Sandalyeye yerleştikten sonra “Ne yapıyor da bu kadar güldün?” Kıskanmış mıydı? Hem de bebeği? “Selim, abim ve Aras’a daha düşkün o yüzden onların yanında yengemi dışlıyor.” dediğime gülmüştü.

“Dünde senin yanında yengeni dışlıyor gibiydi.” Görmüş müydü bizi? “Evet ilginç şekilde annesine hiç düşkün değil yengem de buna bozuluyor.”

“Yengende bıraksın bir gün onlar baksın ertesi gün annesini bir daha bırakıyor mu?” dediğine gülmeden duramadım Aras da abimde kesinlikle bakamazlardı ve gerçekten bir daha Selim’in onlara gideceğini hiç zannetmiyordum. Aksine ertesi günü görür müydü ondan bile emin değildim ikisi de bu konuda fazla beceriksizdi.

Ben telefonu kenara bırakırken o da kahvaltıya başladı. Ben de çayları doldurdum. Kolumu kaldırmak bile güç geliyordu şu an. Zoraki bir şeyler yemeye çalışıyordum ama midem bulanıyordu. Feyyaz da fark etmiş olacak ki “Neden yemiyorsun?”

“İştahım yok.” Kaşlarını çatıp yüzüme baktı bir şeyler olduğunu fark etmişti ama ne olduğunu anlamamıştı. “Karnın mı ağrıyor hala?” bir an karnımı yokladım evet ağrıyordu ama vücudumun her tarafı ağrıdığı için özel olarak seçemiyordum. “Evet.” Bir doğru söyleyip söylemediğimi anlamak için suratıma baktı.

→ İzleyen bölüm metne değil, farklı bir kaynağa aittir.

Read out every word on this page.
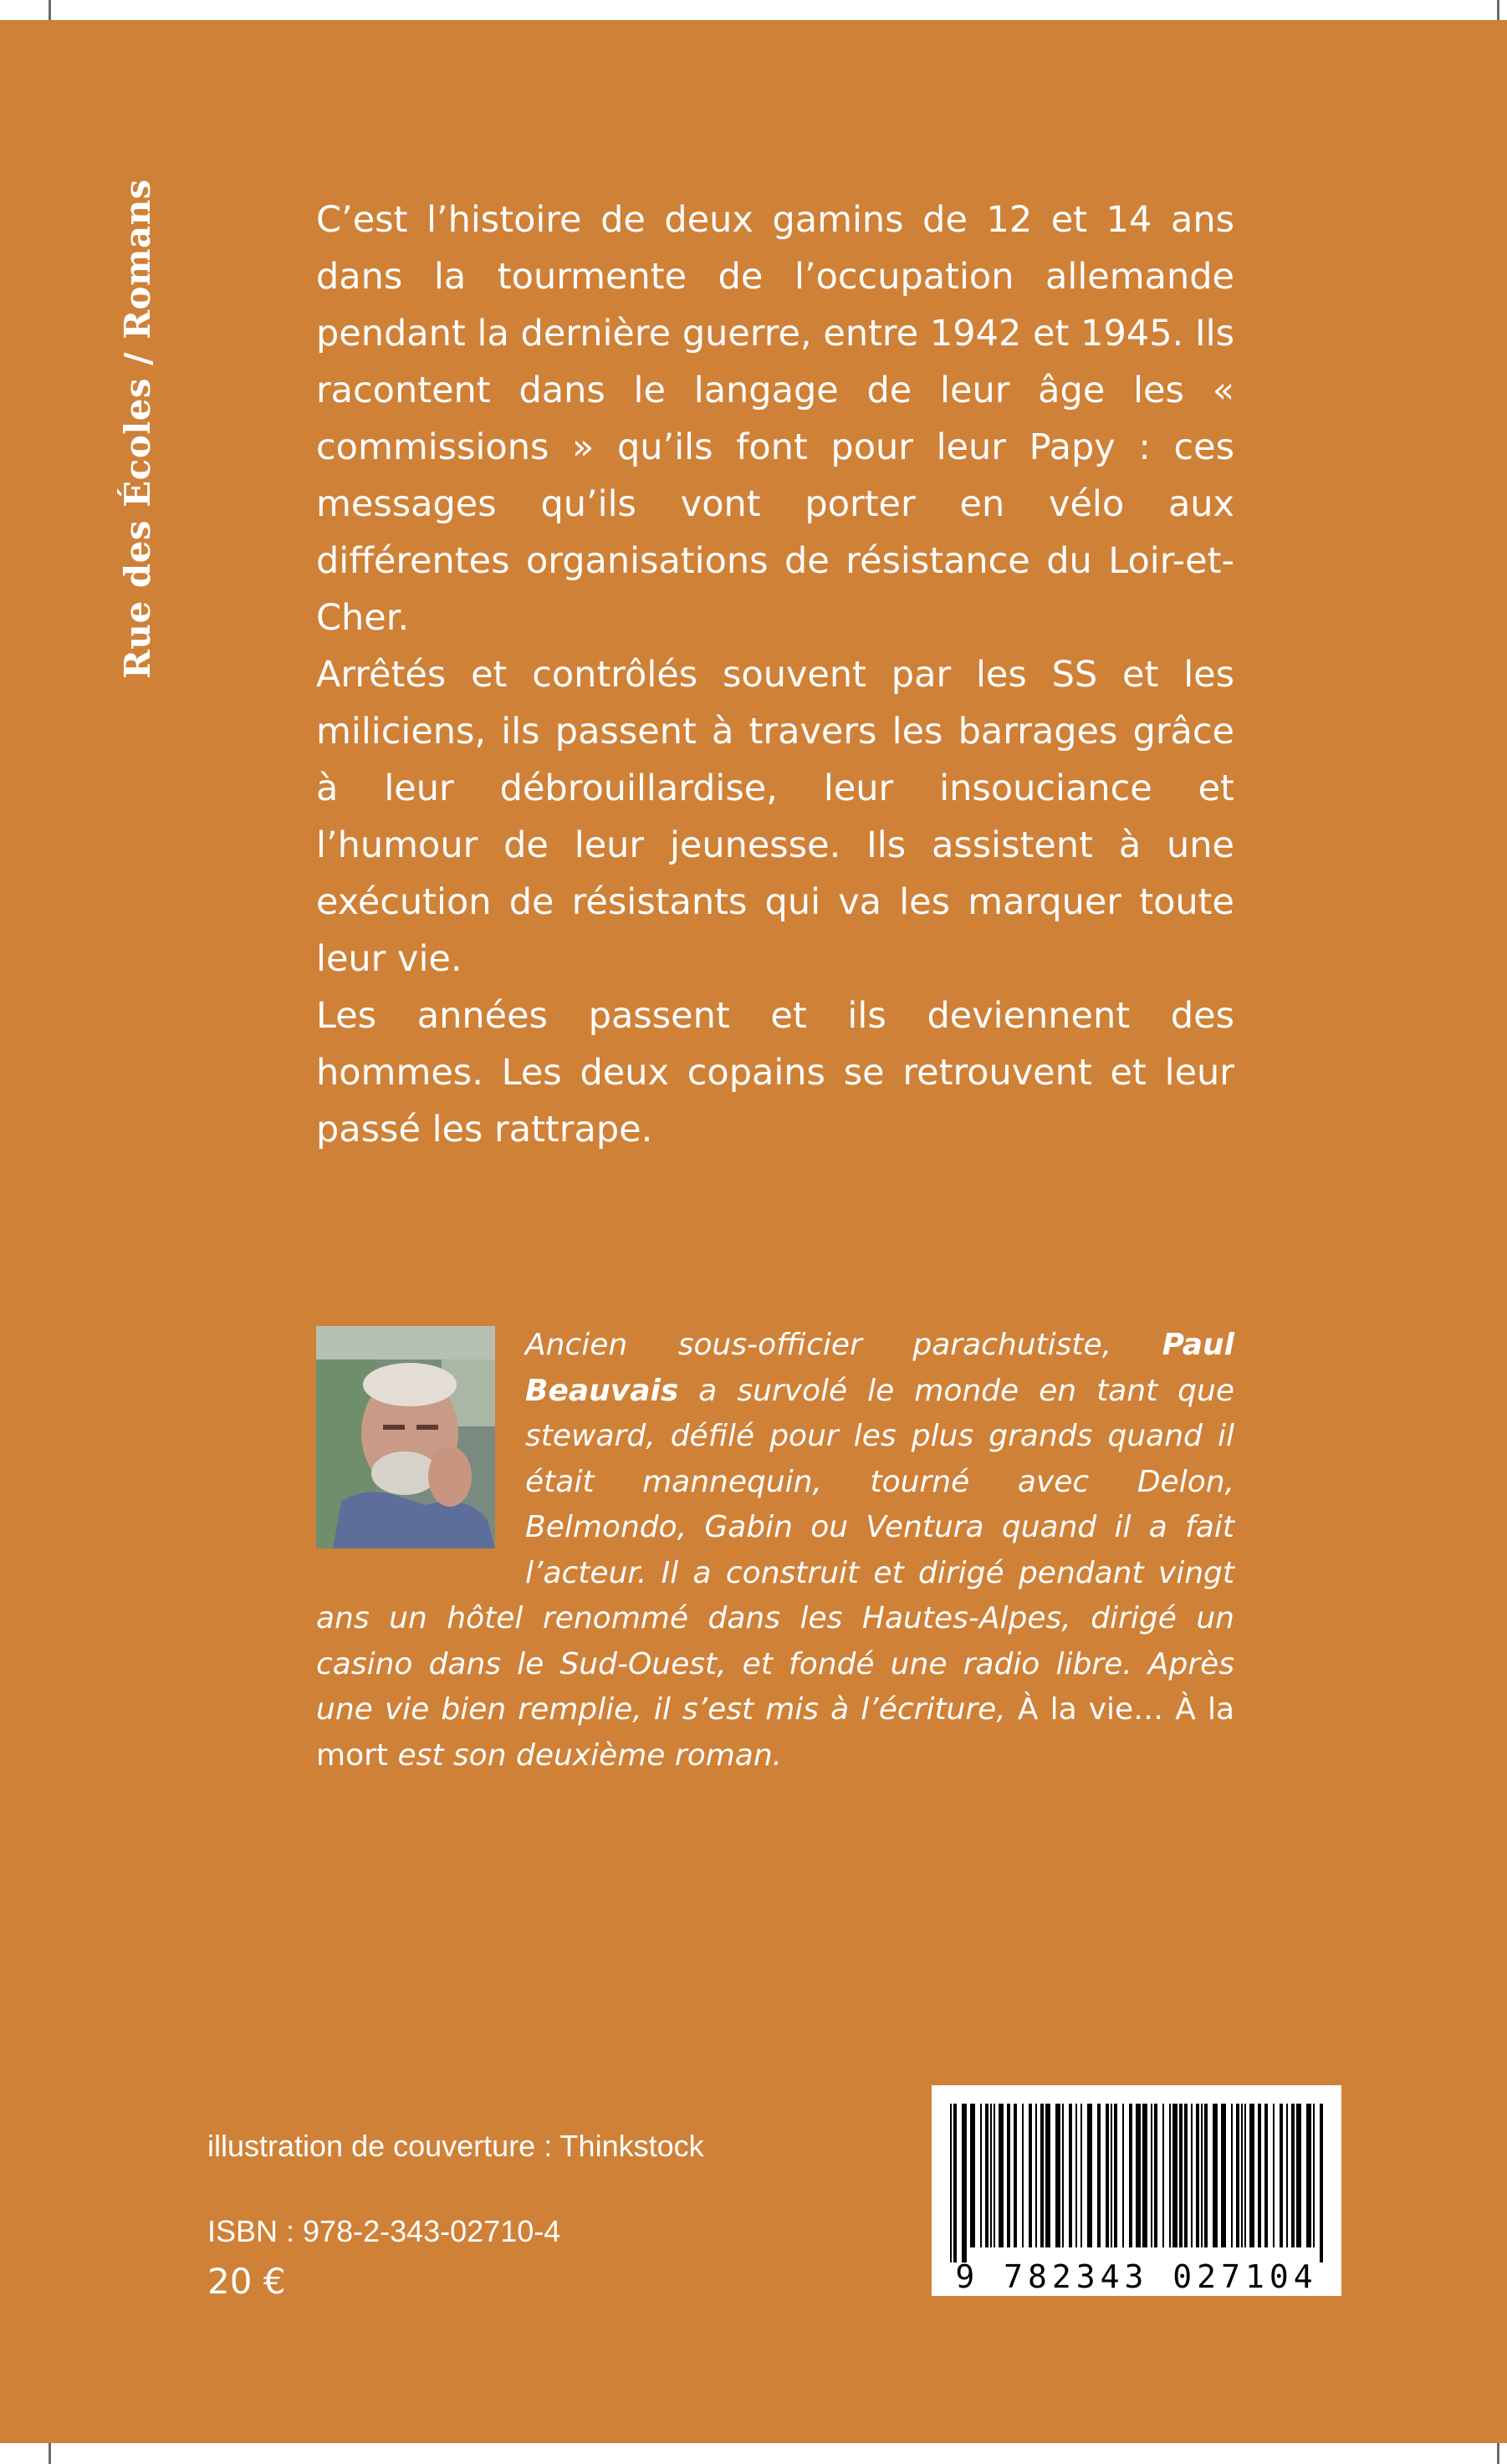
Rue des Écoles / Romans	C’est l’histoire de deux gamins de 12 et 14 ans dans la tourmente de l’occupation allemande pendant la dernière guerre, entre 1942 et 1945. Ils racontent dans le langage de leur âge les « commissions » qu’ils font pour leur Papy : ces messages qu’ils vont porter en vélo aux différentes organisations de résistance du Loir-et-Cher.

Arrêtés et contrôlés souvent par les SS et les miliciens, ils passent à travers les barrages grâce à leur débrouillardise, leur insouciance et l’humour de leur jeunesse. Ils assistent à une exécution de résistants qui va les marquer toute leur vie.

Les années passent et ils deviennent des hommes. Les deux copains se retrouvent et leur passé les rattrape.

Ancien sous-officier parachutiste, Paul Beauvais a survolé le monde en tant que steward, défilé pour les plus grands quand il était mannequin, tourné avec Delon, Belmondo, Gabin ou Ventura quand il a fait l’acteur. Il a construit et dirigé pendant vingt ans un hôtel renommé dans les Hautes-Alpes, dirigé un casino dans le Sud-Ouest, et fondé une radio libre. Après une vie bien remplie, il s’est mis à l’écriture, À la vie… À la mort est son deuxième roman.
illustration de couverture : Thinkstock
ISBN : 978-2-343-02710-4
20 €	9 782343 027104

“Hep ağrılı mı geçer?” Bir düşündüm “Evet.” Bu arada bir şehir efsanesi daha çürüdü. Hani evlenince ağrısı azalıyordu şu an gayet de ağrıyordu. “Hastaneye gidelim mi?” şu an hastaneye hiç gidesim yoktu “Gerek yok ilaç aldım birazdan geçer.”

“Tamam geçmezse söyle gidelim.” dedi. Kahvaltı bitince masayı toplayacaktım ki “Gerek yok sen dinlen toplarlar.” İşte buna hayır demezdim. Ben salona geçtim dün getirdiğim pike koltuğun kenarında duruyordu. Onu dizlerime alıp uzandım sırtıma yastık yerleştirdim. Sonra Feyyaz geldi anlaşılan bugün gitmeyi planlamıyordu. Ayakucuma oturdu elindeki gazeteyi okuyordu. Ben de gözümü kapattım başımı da yasladım ilaçların etki etmesini bekliyordum.

Feyyaz gazete okumayı bitirince televizyonu açtı biraz gezindikten sonra bir film buldu. Filmi izliyorduk da film mi beni, ben mi filmi izliyordum emin değilim çünkü gözlerimi açık tutamıyordum. İçine lav doldurmuşlardı yine. Bir ara gözlerim kapandı sonra alnımda bir el hissettim gözlerimi açtım. “Ateşin mi var?” bir düşündüm yoktu galiba üşümüyordum. “Zannetmiyorum o kadar kötü değilim.”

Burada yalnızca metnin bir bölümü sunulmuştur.